Выбрать главу

…Отец покинул нас примерно в то время, когда моя душа с трудом отыскала в потемках влажный комочек моего будущего тела и была вынуждена туда прыгнуть. Я никогда его не видел. Однажды во сне какой-то смуглый человек в ярко-белой рубахе вошел в комнату и сказал: “Я твой отец” — и выпрыгнул в окно. Проснувшись, я записал сон и поставил дату. Через много лет в родном городе отца Киеве я узнал, что он умер в этот день. У него были дети — мои брат и сестра. Они совсем не интересовали меня. Я слышал только, что брат стал журналистом. И вот этот человек с белыми волосами рассказал мне о его смерти. Как будто толкнул меня, я не покачнулся, но, почувствовав силу удара, удивился: почему это так ударило меня? Моя жизнь стала теперь иной. Он ничего не значил для меня. Неужели кровные родственники действительно так связаны меж собой, так ощущают друг друга через воздух и пространства, даже если не знают друг друга? Неужели какая-то невидимая кровь рифмуется с видимой…

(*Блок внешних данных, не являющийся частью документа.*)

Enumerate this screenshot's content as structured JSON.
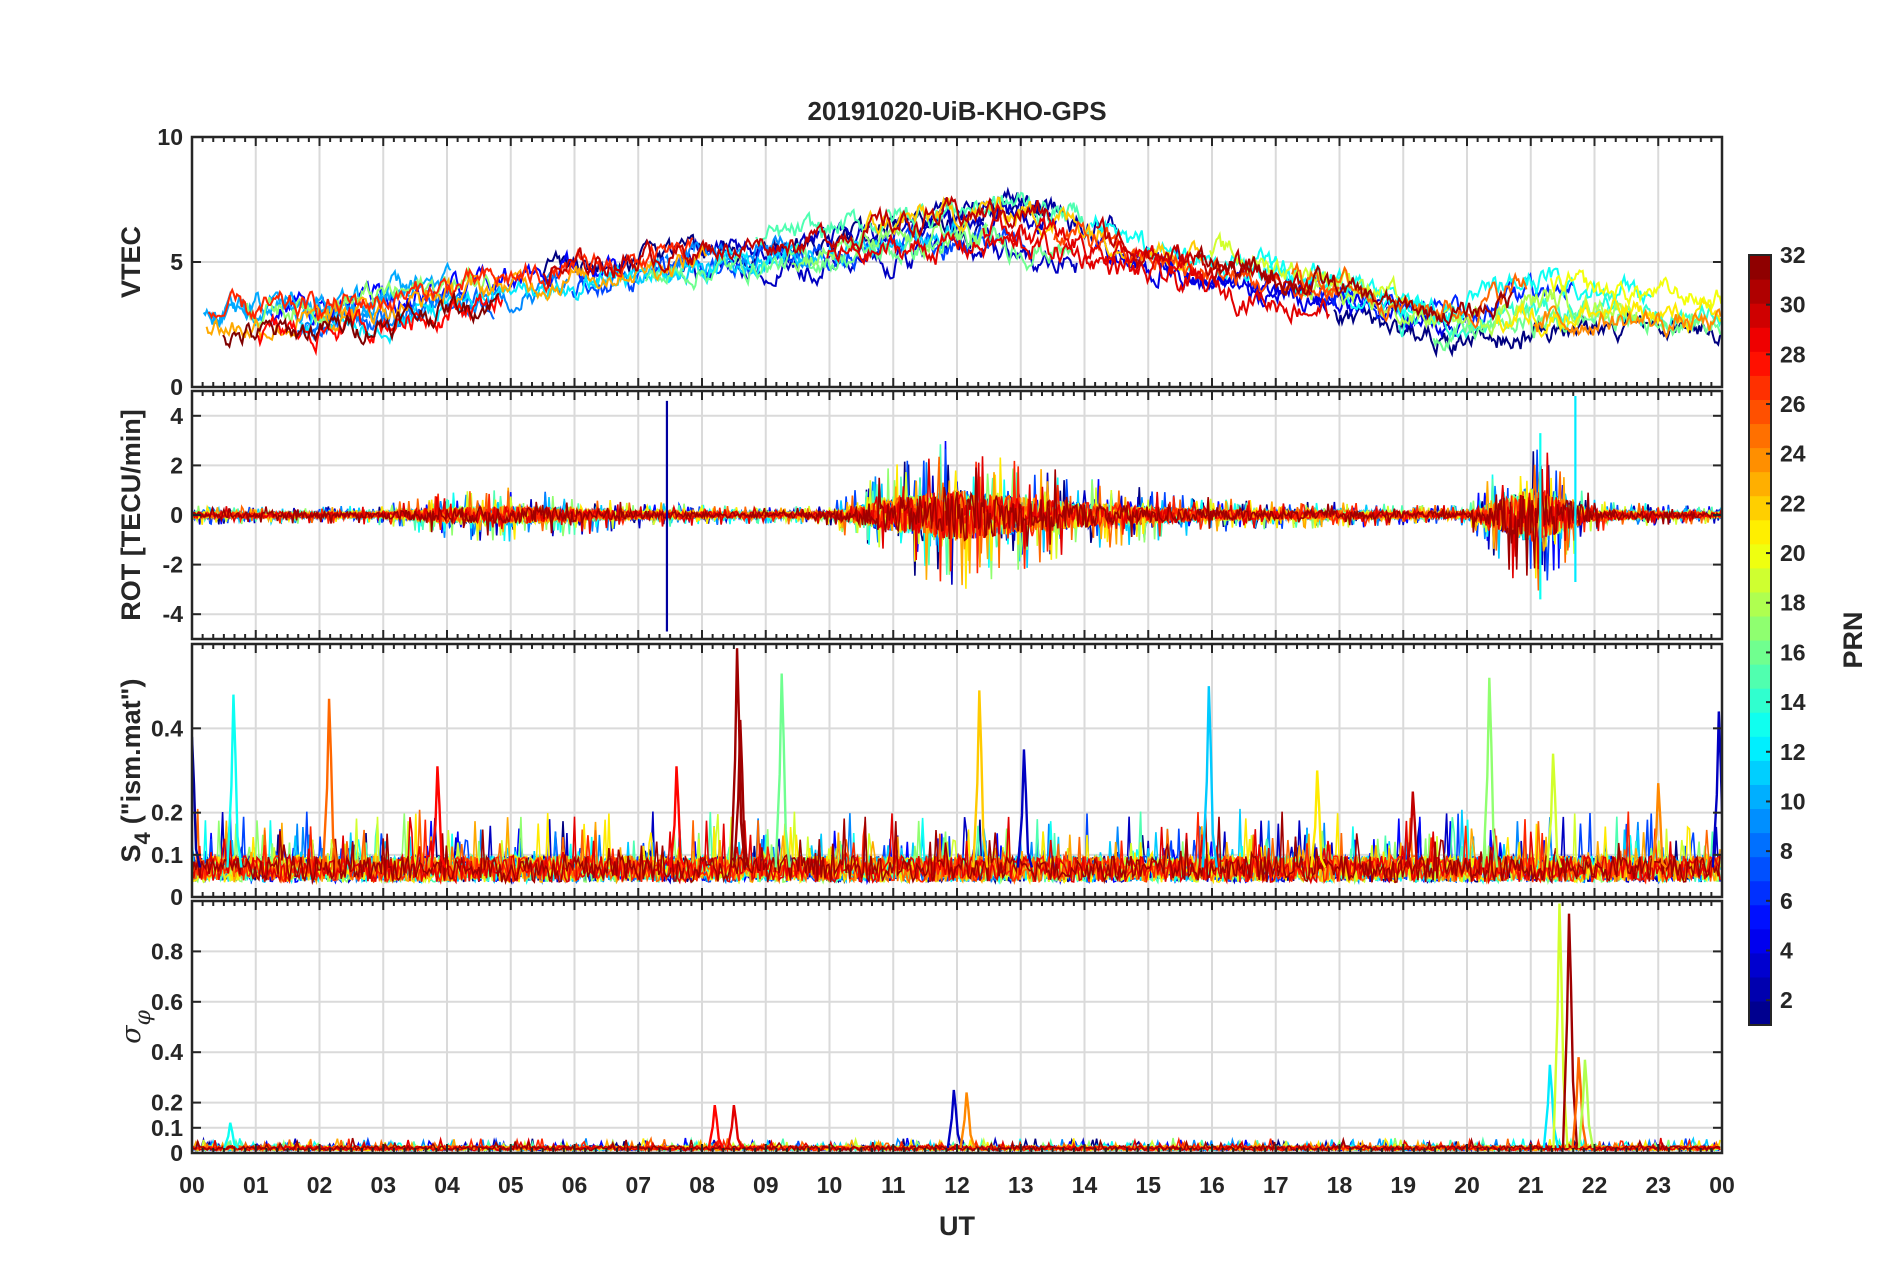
{
  "chart_data": {
    "type": "line",
    "title": "20191020-UiB-KHO-GPS",
    "xlabel": "UT",
    "x_unit": "hours UT",
    "x_range": [
      0,
      24
    ],
    "x_ticks": [
      0,
      1,
      2,
      3,
      4,
      5,
      6,
      7,
      8,
      9,
      10,
      11,
      12,
      13,
      14,
      15,
      16,
      17,
      18,
      19,
      20,
      21,
      22,
      23,
      24
    ],
    "x_tick_labels": [
      "00",
      "01",
      "02",
      "03",
      "04",
      "05",
      "06",
      "07",
      "08",
      "09",
      "10",
      "11",
      "12",
      "13",
      "14",
      "15",
      "16",
      "17",
      "18",
      "19",
      "20",
      "21",
      "22",
      "23",
      "00"
    ],
    "grid": true,
    "series_color_by": "PRN",
    "panels": [
      {
        "id": "vtec",
        "ylabel": "VTEC",
        "ylim": [
          0,
          10
        ],
        "yticks": [
          0,
          5,
          10
        ],
        "ytick_labels": [
          "0",
          "5",
          "10"
        ],
        "ygrid": [
          0,
          5,
          10
        ],
        "profile": {
          "hours": [
            0,
            1,
            2,
            3,
            4,
            5,
            6,
            7,
            8,
            9,
            10,
            11,
            12,
            13,
            14,
            15,
            16,
            17,
            18,
            19,
            20,
            21,
            22,
            23,
            24
          ],
          "typical": [
            2.6,
            2.6,
            2.8,
            3.1,
            3.6,
            4.0,
            4.3,
            4.7,
            5.1,
            5.3,
            5.6,
            6.0,
            6.3,
            6.4,
            5.9,
            5.0,
            4.5,
            4.0,
            3.6,
            2.8,
            2.6,
            3.4,
            3.3,
            3.2,
            3.0
          ],
          "spread": [
            0.9,
            0.9,
            0.9,
            0.9,
            0.8,
            0.8,
            0.8,
            0.8,
            0.7,
            0.7,
            0.8,
            0.9,
            1.0,
            1.1,
            1.0,
            1.0,
            0.9,
            0.9,
            0.9,
            0.7,
            0.7,
            1.2,
            0.8,
            0.8,
            0.7
          ]
        }
      },
      {
        "id": "rot",
        "ylabel": "ROT [TECU/min]",
        "ylim": [
          -5,
          5
        ],
        "yticks": [
          -4,
          -2,
          0,
          2,
          4
        ],
        "ytick_labels": [
          "-4",
          "-2",
          "0",
          "2",
          "4"
        ],
        "ygrid": [
          -4,
          -2,
          0,
          2,
          4
        ],
        "profile": {
          "hours": [
            0,
            1,
            2,
            3,
            4,
            5,
            6,
            7,
            8,
            9,
            10,
            11,
            12,
            13,
            14,
            15,
            16,
            17,
            18,
            19,
            20,
            21,
            22,
            23,
            24
          ],
          "amplitude": [
            0.3,
            0.25,
            0.25,
            0.3,
            0.7,
            0.8,
            0.6,
            0.4,
            0.3,
            0.25,
            0.3,
            1.5,
            2.3,
            1.6,
            1.1,
            0.8,
            0.5,
            0.4,
            0.4,
            0.3,
            0.3,
            2.5,
            0.5,
            0.3,
            0.25
          ]
        },
        "spikes": [
          {
            "x": 7.45,
            "min": -4.7,
            "max": 4.6,
            "prn": 2
          },
          {
            "x": 21.15,
            "min": -3.4,
            "max": 3.3,
            "prn": 13
          },
          {
            "x": 21.7,
            "min": -2.7,
            "max": 4.8,
            "prn": 12
          }
        ]
      },
      {
        "id": "s4",
        "ylabel": "S4 (\"ism.mat\")",
        "ylabel_main": "S",
        "ylabel_sub": "4",
        "ylabel_rest": "(\"ism.mat\")",
        "ylim": [
          0,
          0.6
        ],
        "yticks": [
          0,
          0.1,
          0.2,
          0.4
        ],
        "ytick_labels": [
          "0",
          "0.1",
          "0.2",
          "0.4"
        ],
        "ygrid": [
          0.1,
          0.2,
          0.4
        ],
        "baseline": 0.07,
        "spikes": [
          {
            "x": 0.0,
            "peak": 0.38,
            "prn": 2
          },
          {
            "x": 0.65,
            "peak": 0.48,
            "prn": 13
          },
          {
            "x": 2.15,
            "peak": 0.47,
            "prn": 25
          },
          {
            "x": 3.85,
            "peak": 0.31,
            "prn": 28
          },
          {
            "x": 7.6,
            "peak": 0.31,
            "prn": 28
          },
          {
            "x": 8.55,
            "peak": 0.59,
            "prn": 31
          },
          {
            "x": 8.6,
            "peak": 0.42,
            "prn": 31
          },
          {
            "x": 9.25,
            "peak": 0.53,
            "prn": 16
          },
          {
            "x": 12.35,
            "peak": 0.49,
            "prn": 22
          },
          {
            "x": 13.05,
            "peak": 0.35,
            "prn": 3
          },
          {
            "x": 15.95,
            "peak": 0.5,
            "prn": 11
          },
          {
            "x": 17.65,
            "peak": 0.3,
            "prn": 21
          },
          {
            "x": 19.15,
            "peak": 0.25,
            "prn": 30
          },
          {
            "x": 20.35,
            "peak": 0.52,
            "prn": 17
          },
          {
            "x": 21.35,
            "peak": 0.34,
            "prn": 19
          },
          {
            "x": 23.0,
            "peak": 0.27,
            "prn": 24
          },
          {
            "x": 23.95,
            "peak": 0.44,
            "prn": 3
          }
        ]
      },
      {
        "id": "sigma_phi",
        "ylabel": "σ φ",
        "ylabel_main": "σ",
        "ylabel_sub": "φ",
        "ylim": [
          0,
          1
        ],
        "yticks": [
          0,
          0.1,
          0.2,
          0.4,
          0.6,
          0.8
        ],
        "ytick_labels": [
          "0",
          "0.1",
          "0.2",
          "0.4",
          "0.6",
          "0.8"
        ],
        "ygrid": [
          0.1,
          0.2,
          0.4,
          0.6,
          0.8
        ],
        "baseline": 0.02,
        "spikes": [
          {
            "x": 0.6,
            "peak": 0.12,
            "prn": 13
          },
          {
            "x": 8.2,
            "peak": 0.19,
            "prn": 28
          },
          {
            "x": 8.5,
            "peak": 0.19,
            "prn": 29
          },
          {
            "x": 11.95,
            "peak": 0.25,
            "prn": 3
          },
          {
            "x": 12.15,
            "peak": 0.24,
            "prn": 24
          },
          {
            "x": 21.3,
            "peak": 0.35,
            "prn": 12
          },
          {
            "x": 21.45,
            "peak": 0.99,
            "prn": 19
          },
          {
            "x": 21.6,
            "peak": 0.95,
            "prn": 31
          },
          {
            "x": 21.75,
            "peak": 0.38,
            "prn": 25
          },
          {
            "x": 21.85,
            "peak": 0.37,
            "prn": 18
          }
        ]
      }
    ],
    "colorbar": {
      "label": "PRN",
      "range": [
        1,
        32
      ],
      "ticks": [
        2,
        4,
        6,
        8,
        10,
        12,
        14,
        16,
        18,
        20,
        22,
        24,
        26,
        28,
        30,
        32
      ],
      "tick_labels": [
        "2",
        "4",
        "6",
        "8",
        "10",
        "12",
        "14",
        "16",
        "18",
        "20",
        "22",
        "24",
        "26",
        "28",
        "30",
        "32"
      ],
      "colormap": "jet",
      "levels": 32
    }
  }
}
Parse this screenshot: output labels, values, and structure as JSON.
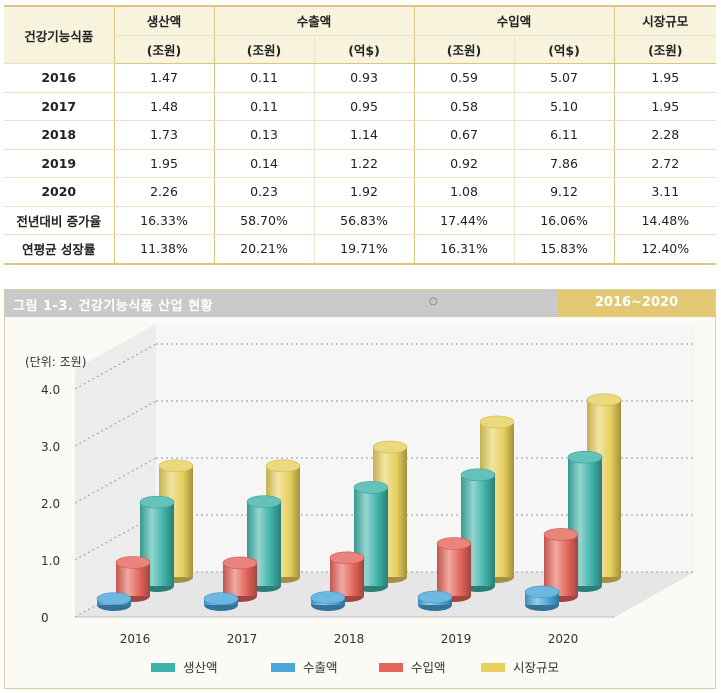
{
  "table": {
    "corner_label": "건강기능식품",
    "group_headers": [
      "생산액",
      "수출액",
      "수입액",
      "시장규모"
    ],
    "unit_headers": [
      "(조원)",
      "(조원)",
      "(억$)",
      "(조원)",
      "(억$)",
      "(조원)"
    ],
    "rows": [
      {
        "label": "2016",
        "values": [
          "1.47",
          "0.11",
          "0.93",
          "0.59",
          "5.07",
          "1.95"
        ]
      },
      {
        "label": "2017",
        "values": [
          "1.48",
          "0.11",
          "0.95",
          "0.58",
          "5.10",
          "1.95"
        ]
      },
      {
        "label": "2018",
        "values": [
          "1.73",
          "0.13",
          "1.14",
          "0.67",
          "6.11",
          "2.28"
        ]
      },
      {
        "label": "2019",
        "values": [
          "1.95",
          "0.14",
          "1.22",
          "0.92",
          "7.86",
          "2.72"
        ]
      },
      {
        "label": "2020",
        "values": [
          "2.26",
          "0.23",
          "1.92",
          "1.08",
          "9.12",
          "3.11"
        ]
      },
      {
        "label": "전년대비 증가율",
        "values": [
          "16.33%",
          "58.70%",
          "56.83%",
          "17.44%",
          "16.06%",
          "14.48%"
        ]
      },
      {
        "label": "연평균 성장률",
        "values": [
          "11.38%",
          "20.21%",
          "19.71%",
          "16.31%",
          "15.83%",
          "12.40%"
        ]
      }
    ]
  },
  "figure": {
    "title": "그림 1-3. 건강기능식품 산업 현황",
    "dot": "○",
    "period": "2016~2020"
  },
  "chart_data": {
    "type": "bar",
    "unit_label": "(단위: 조원)",
    "categories": [
      "2016",
      "2017",
      "2018",
      "2019",
      "2020"
    ],
    "ylim": [
      0,
      4.0
    ],
    "yticks": [
      "0",
      "1.0",
      "2.0",
      "3.0",
      "4.0"
    ],
    "grid": true,
    "legend_position": "bottom",
    "series": [
      {
        "name": "생산액",
        "values": [
          1.47,
          1.48,
          1.73,
          1.95,
          2.26
        ],
        "color": "#3fb3a9"
      },
      {
        "name": "수출액",
        "values": [
          0.11,
          0.11,
          0.13,
          0.14,
          0.23
        ],
        "color": "#4aa5d8"
      },
      {
        "name": "수입액",
        "values": [
          0.59,
          0.58,
          0.67,
          0.92,
          1.08
        ],
        "color": "#e4645a"
      },
      {
        "name": "시장규모",
        "values": [
          1.95,
          1.95,
          2.28,
          2.72,
          3.11
        ],
        "color": "#e6cf5c"
      }
    ]
  }
}
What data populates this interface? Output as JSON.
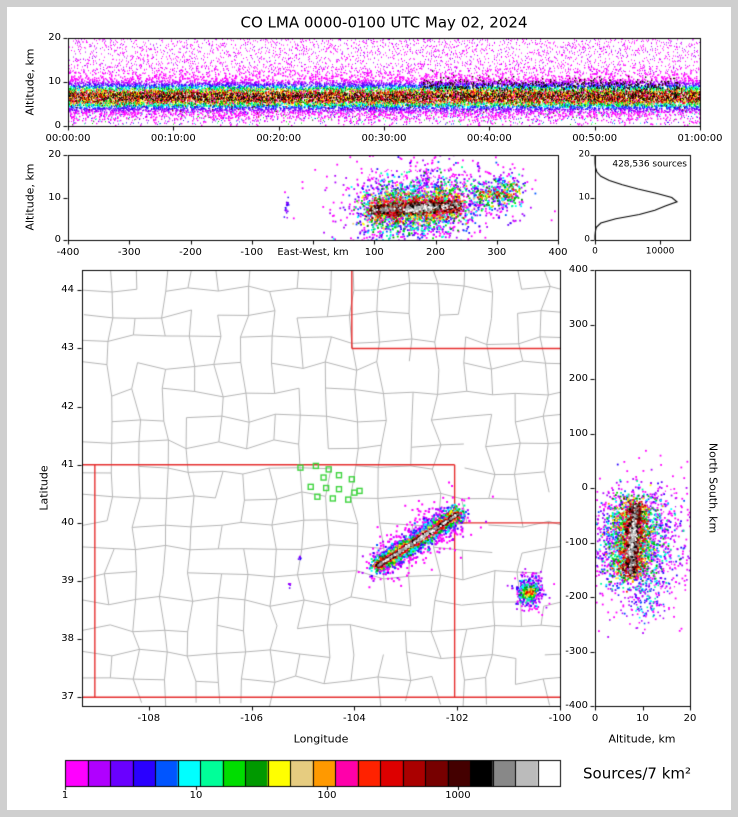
{
  "title": "CO LMA 0000-0100 UTC May 02, 2024",
  "panels": {
    "time_height": {
      "ylabel": "Altitude, km",
      "yticks": [
        "0",
        "10",
        "20"
      ],
      "xticks": [
        "00:00:00",
        "00:10:00",
        "00:20:00",
        "00:30:00",
        "00:40:00",
        "00:50:00",
        "01:00:00"
      ]
    },
    "ew_height": {
      "ylabel": "Altitude, km",
      "xlabel": "East-West, km",
      "yticks": [
        "0",
        "10",
        "20"
      ],
      "xticks": [
        "-400",
        "-300",
        "-200",
        "-100",
        "100",
        "200",
        "300",
        "400"
      ],
      "xtick_values": [
        -400,
        -300,
        -200,
        -100,
        100,
        200,
        300,
        400
      ]
    },
    "histogram": {
      "annotation": "428,536 sources",
      "yticks": [
        "0",
        "10",
        "20"
      ],
      "xticks": [
        "0",
        "10000"
      ],
      "xtick_values": [
        0,
        10000
      ]
    },
    "map": {
      "xlabel": "Longitude",
      "ylabel": "Latitude",
      "xticks": [
        "-108",
        "-106",
        "-104",
        "-102",
        "-100"
      ],
      "xtick_values": [
        -108,
        -106,
        -104,
        -102,
        -100
      ],
      "yticks": [
        "37",
        "38",
        "39",
        "40",
        "41",
        "42",
        "43",
        "44"
      ],
      "ytick_values": [
        37,
        38,
        39,
        40,
        41,
        42,
        43,
        44
      ]
    },
    "ns_height": {
      "xlabel": "Altitude, km",
      "ylabel": "North South, km",
      "xticks": [
        "0",
        "10",
        "20"
      ],
      "xtick_values": [
        0,
        10,
        20
      ],
      "yticks": [
        "-400",
        "-300",
        "-200",
        "-100",
        "0",
        "100",
        "200",
        "300",
        "400"
      ],
      "ytick_values": [
        -400,
        -300,
        -200,
        -100,
        0,
        100,
        200,
        300,
        400
      ]
    }
  },
  "colorbar": {
    "label": "Sources/7 km²",
    "ticks": [
      "1",
      "10",
      "100",
      "1000"
    ],
    "tick_values": [
      1,
      10,
      100,
      1000
    ],
    "colors": [
      "#ff00ff",
      "#b000ff",
      "#6a00ff",
      "#2a00ff",
      "#0055ff",
      "#00ffff",
      "#00ff99",
      "#00dd00",
      "#009900",
      "#ffff00",
      "#e6cc80",
      "#ff9900",
      "#ff00aa",
      "#ff2200",
      "#dd0000",
      "#aa0000",
      "#770000",
      "#440000",
      "#000000",
      "#888888",
      "#bbbbbb",
      "#ffffff"
    ]
  },
  "chart_data": {
    "type": "heatmap",
    "network": "CO LMA",
    "date": "May 02, 2024",
    "time_window_utc": [
      "00:00:00",
      "01:00:00"
    ],
    "total_sources": 428536,
    "units": "Sources/7 km²",
    "log_scale": true,
    "altitude_km_range": [
      0,
      20
    ],
    "ew_km_range": [
      -400,
      400
    ],
    "ns_km_range": [
      -400,
      400
    ],
    "map_extent": {
      "lon": [
        -109.3,
        -100.0
      ],
      "lat": [
        36.85,
        44.35
      ]
    },
    "time_height_dense_band_km": [
      4,
      11
    ],
    "altitude_histogram": {
      "alt_km": [
        0,
        1,
        2,
        3,
        4,
        5,
        6,
        7,
        8,
        9,
        10,
        11,
        12,
        13,
        14,
        15,
        16,
        17,
        18,
        19,
        20
      ],
      "sources": [
        0,
        0,
        60,
        200,
        900,
        3200,
        6800,
        9200,
        10800,
        12600,
        11800,
        9400,
        6600,
        4200,
        2200,
        900,
        300,
        80,
        15,
        0,
        0
      ],
      "x_max": 14600
    },
    "state_borders_lonlat": [
      [
        [
          -109.05,
          37.0
        ],
        [
          -109.05,
          41.0
        ]
      ],
      [
        [
          -109.3,
          41.0
        ],
        [
          -102.05,
          41.0
        ]
      ],
      [
        [
          -102.05,
          37.0
        ],
        [
          -102.05,
          41.0
        ]
      ],
      [
        [
          -109.3,
          37.0
        ],
        [
          -100.0,
          37.0
        ]
      ],
      [
        [
          -102.05,
          40.0
        ],
        [
          -100.0,
          40.0
        ]
      ],
      [
        [
          -104.05,
          44.35
        ],
        [
          -104.05,
          43.0
        ]
      ],
      [
        [
          -104.05,
          43.0
        ],
        [
          -100.0,
          43.0
        ]
      ]
    ],
    "stations_lonlat": [
      [
        -105.05,
        40.95
      ],
      [
        -104.75,
        40.98
      ],
      [
        -104.5,
        40.92
      ],
      [
        -104.6,
        40.78
      ],
      [
        -104.3,
        40.82
      ],
      [
        -104.05,
        40.75
      ],
      [
        -104.85,
        40.62
      ],
      [
        -104.55,
        40.6
      ],
      [
        -104.3,
        40.58
      ],
      [
        -104.0,
        40.52
      ],
      [
        -104.72,
        40.45
      ],
      [
        -104.42,
        40.42
      ],
      [
        -104.12,
        40.4
      ],
      [
        -103.9,
        40.55
      ]
    ],
    "storms": {
      "main_track_lonlat": [
        [
          -103.58,
          39.27
        ],
        [
          -102.0,
          40.17
        ]
      ],
      "main_core_alt_km": 8,
      "main_alt_extent_km": [
        3,
        14
      ],
      "main_ew_km": [
        95,
        235
      ],
      "main_ns_km": [
        -155,
        -30
      ],
      "secondary_center_lonlat": [
        -100.62,
        38.82
      ],
      "secondary_ew_km": [
        265,
        332
      ],
      "secondary_ns_km": [
        -235,
        -170
      ],
      "minor_specks_lonlat": [
        [
          -105.28,
          38.93
        ],
        [
          -105.08,
          39.4
        ]
      ]
    }
  }
}
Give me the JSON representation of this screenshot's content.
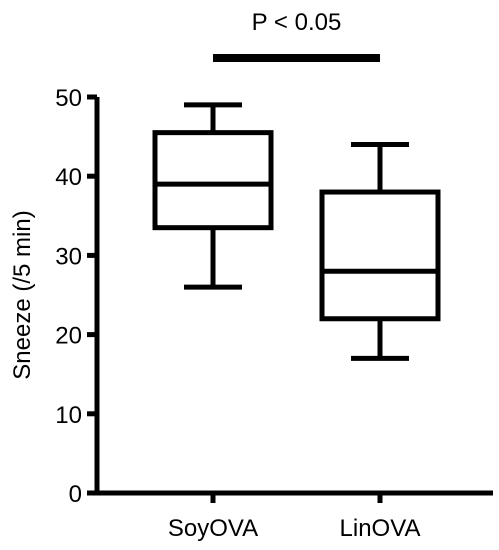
{
  "chart_data": {
    "type": "box",
    "title": "",
    "xlabel": "",
    "ylabel": "Sneeze (/5 min)",
    "ylim": [
      0,
      50
    ],
    "yticks": [
      "0",
      "10",
      "20",
      "30",
      "40",
      "50"
    ],
    "categories": [
      "SoyOVA",
      "LinOVA"
    ],
    "boxes": [
      {
        "category": "SoyOVA",
        "min": 26,
        "q1": 33.5,
        "median": 39,
        "q3": 45.5,
        "max": 49
      },
      {
        "category": "LinOVA",
        "min": 17,
        "q1": 22,
        "median": 28,
        "q3": 38,
        "max": 44
      }
    ],
    "annotation": {
      "text": "P < 0.05",
      "between": [
        "SoyOVA",
        "LinOVA"
      ]
    },
    "grid": false,
    "legend": "none",
    "color": "#000000"
  }
}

Стихи никогда не были для меня (в отличие от той же Л. Ш.) синонимом жизни, смысла, всего. Психология увлекала меня гораздо больше. В университете я увлекся книгой “Псевдогаллюцинации Виктора Кандинского” и им как личностью и даже полюбил его довольно сумрачную народовольческую эпоху. Сам он революционером не был, но по возрасту и среде мог быть. В те годы молодые люди либо шли в народ, либо в клиники кого-нибудь резать. Вот и стихи (я снова начал их сочинять) о времени семидесятых позапрошлого века.

    Невзрачный тихий разговор     но приговор как будто в нем     В подъезде ждут кого-то двое     Взлет спички… бледные подглазья     Шпики ль, убийцы — скажешь разве     Что ж — поколенья молотьба —     У нас у всех дурна судьба     Тут дворничиха из ворот     Ведро несет с густым гнильем     Горят глаза пустым огнем     Прошла и смыла молодцов     Подрезала как бы жнивье     Они под мышкой у нее     Блаженная постигла участь     В горячей впадине, где мучась     Как две пиявки волоски     Висят навек, от неги корчась

Только я написал эти стихи, в дверь раздался звонок, там стояла совсем незловещего вида дворничиха. Она спрашивала, почему я не плачу за квартиру третий месяц. Заглядывала за спину и пыталась узнать, один ли я здесь живу в этой маленькой квартире на Бронницкой. Что-то записывала и выпытывала: “А вы всегда здесь один жили?” — “Нет, не всегда”. Еле выпроводил.

Долго и мучительно пытаясь заснуть, обнаруживал себя то в позе козака, выплясывающего гопак (с рукой на затылке), то в позе официанта, наливающего вино, то, стараясь затихнуть, в позе эмбриона. И наконец уснул, не заметив сам себя.

…Однажды не в очень трезвом виде Л. мне сказала: “Тень, знай свое место”. А я ей ответил: “Неизвестно, кто чья тень”.

Плотиновское нисхождение света, постепенное уплотнение его — такое же у каббалистов Древо Сефирот, перескакивание со стоянки на стоянку все ниже — до почти полного затемнения сущности, до темного сгустка земной жизни.

А ведь возможно и возвратное движение — подъем и приобщение все большее к Божественному свету. Так же нисходят и восходят мысли. Идеи. Придуманные образы. Если образ есть некая проекция автора, можно восстановить его по ней. Кто мой автор? Кто измыслил меня? Я смутно догадывался.